Target-triggered and T7 exonuclease-assisted cascade recycling amplification strategy for label-free and ultrasensitive fluorescence detection of aflatoxin B1

Abstract A novel label-free fluorometric method is described for the sensitive determination of aflatoxin B1 (AFB1) based on the use of T7 exonuclease-assisted cascade recycling amplification (T7-EACRA) and DNA-templated silver nanoclusters (DNA-AgNCs). In the presence of target AFB1, hairpin H1 specifically captures the target to form complex H1-AFB1. This opens H1 and allows combining with hairpin H2 to form complex H1-AFB1-H2. T7 exonuclease (T7 Exo) then cleaves H1-AFB1-H2 and releases H1-AFB1. The released H1-AFB1 is free to bind to another H2 to initiate T7 Exo-assisted target recycling amplification. During each cleavage of T7 Exo, sequence ST is also released and further serves as secondary target.
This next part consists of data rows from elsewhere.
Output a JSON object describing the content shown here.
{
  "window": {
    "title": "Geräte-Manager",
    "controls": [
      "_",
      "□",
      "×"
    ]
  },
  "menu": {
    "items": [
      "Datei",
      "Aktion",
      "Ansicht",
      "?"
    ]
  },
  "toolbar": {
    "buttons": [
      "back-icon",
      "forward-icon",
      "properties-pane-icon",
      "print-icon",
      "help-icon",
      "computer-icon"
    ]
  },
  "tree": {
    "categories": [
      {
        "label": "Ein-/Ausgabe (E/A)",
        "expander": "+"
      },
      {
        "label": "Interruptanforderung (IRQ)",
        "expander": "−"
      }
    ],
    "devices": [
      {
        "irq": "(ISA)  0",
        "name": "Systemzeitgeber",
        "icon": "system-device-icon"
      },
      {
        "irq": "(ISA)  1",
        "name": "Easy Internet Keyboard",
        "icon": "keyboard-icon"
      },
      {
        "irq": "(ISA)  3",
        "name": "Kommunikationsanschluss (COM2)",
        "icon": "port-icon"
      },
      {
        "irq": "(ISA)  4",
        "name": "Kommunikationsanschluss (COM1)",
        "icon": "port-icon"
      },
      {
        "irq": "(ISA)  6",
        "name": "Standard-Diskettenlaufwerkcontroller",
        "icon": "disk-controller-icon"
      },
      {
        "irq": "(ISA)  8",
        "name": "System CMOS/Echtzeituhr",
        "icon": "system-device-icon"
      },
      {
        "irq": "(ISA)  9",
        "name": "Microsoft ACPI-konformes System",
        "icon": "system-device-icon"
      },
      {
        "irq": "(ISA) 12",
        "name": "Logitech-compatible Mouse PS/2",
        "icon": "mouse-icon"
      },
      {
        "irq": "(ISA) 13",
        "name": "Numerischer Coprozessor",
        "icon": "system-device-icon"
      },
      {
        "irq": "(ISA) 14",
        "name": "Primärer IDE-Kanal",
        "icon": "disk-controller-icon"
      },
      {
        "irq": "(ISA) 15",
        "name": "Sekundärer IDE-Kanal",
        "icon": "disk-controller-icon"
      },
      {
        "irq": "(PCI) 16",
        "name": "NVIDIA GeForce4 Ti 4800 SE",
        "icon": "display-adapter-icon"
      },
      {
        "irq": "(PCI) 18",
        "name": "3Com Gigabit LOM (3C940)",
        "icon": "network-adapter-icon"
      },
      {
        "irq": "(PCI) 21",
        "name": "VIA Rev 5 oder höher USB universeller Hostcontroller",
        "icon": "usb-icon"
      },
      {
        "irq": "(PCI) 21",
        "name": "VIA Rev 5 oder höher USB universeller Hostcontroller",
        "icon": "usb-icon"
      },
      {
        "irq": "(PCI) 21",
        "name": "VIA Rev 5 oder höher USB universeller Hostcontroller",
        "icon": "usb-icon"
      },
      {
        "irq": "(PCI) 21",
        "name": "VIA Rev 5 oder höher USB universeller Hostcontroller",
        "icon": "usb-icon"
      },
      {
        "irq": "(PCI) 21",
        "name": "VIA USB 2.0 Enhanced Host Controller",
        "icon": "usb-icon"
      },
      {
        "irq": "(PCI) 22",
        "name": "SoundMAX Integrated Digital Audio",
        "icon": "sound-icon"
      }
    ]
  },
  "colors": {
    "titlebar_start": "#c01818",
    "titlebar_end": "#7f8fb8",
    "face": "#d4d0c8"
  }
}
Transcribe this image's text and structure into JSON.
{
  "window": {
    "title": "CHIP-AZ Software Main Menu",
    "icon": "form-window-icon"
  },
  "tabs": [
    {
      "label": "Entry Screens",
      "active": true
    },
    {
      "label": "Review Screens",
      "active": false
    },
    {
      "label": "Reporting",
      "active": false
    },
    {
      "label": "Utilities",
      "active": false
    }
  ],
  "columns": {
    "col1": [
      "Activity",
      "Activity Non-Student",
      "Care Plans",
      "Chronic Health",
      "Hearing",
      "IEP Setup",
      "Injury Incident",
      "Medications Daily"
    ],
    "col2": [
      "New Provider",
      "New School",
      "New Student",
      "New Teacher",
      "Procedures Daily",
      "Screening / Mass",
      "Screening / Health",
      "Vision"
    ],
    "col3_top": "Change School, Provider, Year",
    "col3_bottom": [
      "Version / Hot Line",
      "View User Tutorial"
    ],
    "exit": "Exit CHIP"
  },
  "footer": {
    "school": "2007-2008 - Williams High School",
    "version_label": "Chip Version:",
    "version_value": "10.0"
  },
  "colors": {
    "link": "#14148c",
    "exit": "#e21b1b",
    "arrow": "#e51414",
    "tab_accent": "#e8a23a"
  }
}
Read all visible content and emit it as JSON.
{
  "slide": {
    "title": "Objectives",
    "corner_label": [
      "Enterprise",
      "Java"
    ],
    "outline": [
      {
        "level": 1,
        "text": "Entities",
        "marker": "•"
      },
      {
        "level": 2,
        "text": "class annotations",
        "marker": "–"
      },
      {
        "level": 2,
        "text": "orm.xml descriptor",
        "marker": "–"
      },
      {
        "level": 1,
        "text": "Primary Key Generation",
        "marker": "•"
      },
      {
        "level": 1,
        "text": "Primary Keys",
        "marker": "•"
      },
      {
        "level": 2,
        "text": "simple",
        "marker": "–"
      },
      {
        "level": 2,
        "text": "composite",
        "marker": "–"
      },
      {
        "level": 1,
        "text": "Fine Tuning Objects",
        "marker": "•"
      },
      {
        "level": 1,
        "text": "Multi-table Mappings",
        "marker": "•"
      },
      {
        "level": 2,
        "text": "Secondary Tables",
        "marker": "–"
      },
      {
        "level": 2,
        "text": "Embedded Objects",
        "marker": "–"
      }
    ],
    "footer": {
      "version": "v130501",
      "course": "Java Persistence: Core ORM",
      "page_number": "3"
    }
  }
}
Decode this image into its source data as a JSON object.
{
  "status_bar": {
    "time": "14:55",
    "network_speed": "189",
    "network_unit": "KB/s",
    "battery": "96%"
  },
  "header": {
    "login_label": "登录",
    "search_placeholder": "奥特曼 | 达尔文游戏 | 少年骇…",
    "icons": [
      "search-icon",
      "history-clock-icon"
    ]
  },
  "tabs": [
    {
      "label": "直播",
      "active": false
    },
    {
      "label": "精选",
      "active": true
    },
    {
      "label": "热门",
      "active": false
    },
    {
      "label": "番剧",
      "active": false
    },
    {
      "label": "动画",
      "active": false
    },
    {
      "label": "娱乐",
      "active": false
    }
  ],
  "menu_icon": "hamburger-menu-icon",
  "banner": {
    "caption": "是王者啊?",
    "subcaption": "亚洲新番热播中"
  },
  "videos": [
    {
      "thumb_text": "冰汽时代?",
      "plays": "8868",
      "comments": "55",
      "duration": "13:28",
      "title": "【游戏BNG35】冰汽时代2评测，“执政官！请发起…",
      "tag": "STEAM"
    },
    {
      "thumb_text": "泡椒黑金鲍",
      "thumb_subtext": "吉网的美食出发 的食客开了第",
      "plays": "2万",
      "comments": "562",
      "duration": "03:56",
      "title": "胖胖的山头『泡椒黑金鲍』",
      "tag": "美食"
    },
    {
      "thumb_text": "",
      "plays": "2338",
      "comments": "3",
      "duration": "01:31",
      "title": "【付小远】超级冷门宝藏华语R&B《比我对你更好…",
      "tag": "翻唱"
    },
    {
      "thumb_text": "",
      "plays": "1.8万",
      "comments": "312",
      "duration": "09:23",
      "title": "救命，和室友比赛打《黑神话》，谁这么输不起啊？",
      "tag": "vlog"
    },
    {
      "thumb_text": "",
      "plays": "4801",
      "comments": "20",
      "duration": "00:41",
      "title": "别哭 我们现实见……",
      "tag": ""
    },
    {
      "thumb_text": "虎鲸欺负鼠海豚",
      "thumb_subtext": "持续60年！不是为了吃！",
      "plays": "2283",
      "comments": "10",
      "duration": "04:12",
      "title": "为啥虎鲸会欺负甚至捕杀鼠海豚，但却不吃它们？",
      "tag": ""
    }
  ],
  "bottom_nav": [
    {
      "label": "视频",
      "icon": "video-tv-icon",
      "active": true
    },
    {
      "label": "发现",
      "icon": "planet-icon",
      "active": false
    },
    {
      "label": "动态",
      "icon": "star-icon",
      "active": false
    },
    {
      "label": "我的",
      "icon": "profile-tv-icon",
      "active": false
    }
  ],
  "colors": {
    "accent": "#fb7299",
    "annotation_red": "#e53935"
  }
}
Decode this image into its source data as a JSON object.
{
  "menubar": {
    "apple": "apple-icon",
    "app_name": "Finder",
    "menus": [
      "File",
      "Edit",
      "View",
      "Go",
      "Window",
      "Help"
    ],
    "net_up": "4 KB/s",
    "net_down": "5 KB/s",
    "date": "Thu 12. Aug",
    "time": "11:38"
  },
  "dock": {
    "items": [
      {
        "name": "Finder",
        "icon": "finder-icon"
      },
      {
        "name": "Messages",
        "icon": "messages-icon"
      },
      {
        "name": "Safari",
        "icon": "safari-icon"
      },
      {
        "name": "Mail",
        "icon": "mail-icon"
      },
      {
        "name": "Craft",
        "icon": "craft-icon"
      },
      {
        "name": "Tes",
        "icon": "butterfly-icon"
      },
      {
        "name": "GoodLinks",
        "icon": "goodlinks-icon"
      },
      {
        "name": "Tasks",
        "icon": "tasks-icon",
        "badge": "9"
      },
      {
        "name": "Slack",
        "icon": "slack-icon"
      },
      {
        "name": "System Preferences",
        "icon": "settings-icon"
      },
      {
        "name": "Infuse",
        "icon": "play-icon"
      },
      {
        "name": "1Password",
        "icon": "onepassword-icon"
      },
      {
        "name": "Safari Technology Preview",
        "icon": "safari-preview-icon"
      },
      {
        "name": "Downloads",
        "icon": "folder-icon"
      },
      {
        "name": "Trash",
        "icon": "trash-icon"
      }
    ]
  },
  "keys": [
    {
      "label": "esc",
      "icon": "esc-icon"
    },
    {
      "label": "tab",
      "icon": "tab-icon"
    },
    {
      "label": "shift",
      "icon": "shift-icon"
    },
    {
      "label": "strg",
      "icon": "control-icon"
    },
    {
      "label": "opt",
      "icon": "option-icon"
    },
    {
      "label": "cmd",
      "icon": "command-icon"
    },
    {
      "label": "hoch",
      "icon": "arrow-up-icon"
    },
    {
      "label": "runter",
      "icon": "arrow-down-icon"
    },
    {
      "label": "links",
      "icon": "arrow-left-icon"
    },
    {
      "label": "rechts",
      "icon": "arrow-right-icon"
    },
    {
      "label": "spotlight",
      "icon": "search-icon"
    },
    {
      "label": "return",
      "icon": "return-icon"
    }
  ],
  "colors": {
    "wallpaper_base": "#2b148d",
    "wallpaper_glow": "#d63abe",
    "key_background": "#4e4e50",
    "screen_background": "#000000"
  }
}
Hairpin H3 combines with ST to form complex H3-ST. T7 Exo further cleaves H3-ST and releases ST for the next round of binding/cleavage cycle. This constitutes T7 Exo-assisted cascade recycling amplification. Following this mechanism, large numbers of sequences TP are generated, which are used as templates for the synthesis of AgNCs. The fluorescence intensity is linearly correlated with the logarithm of AFB1 concentration ranging from 1 pg mL−1 to 100 ng mL−1, and the detection limit is 0.89 pg mL−1. The method was successfully applied to the determination of AFB1 in traditional Chinese medicine samples.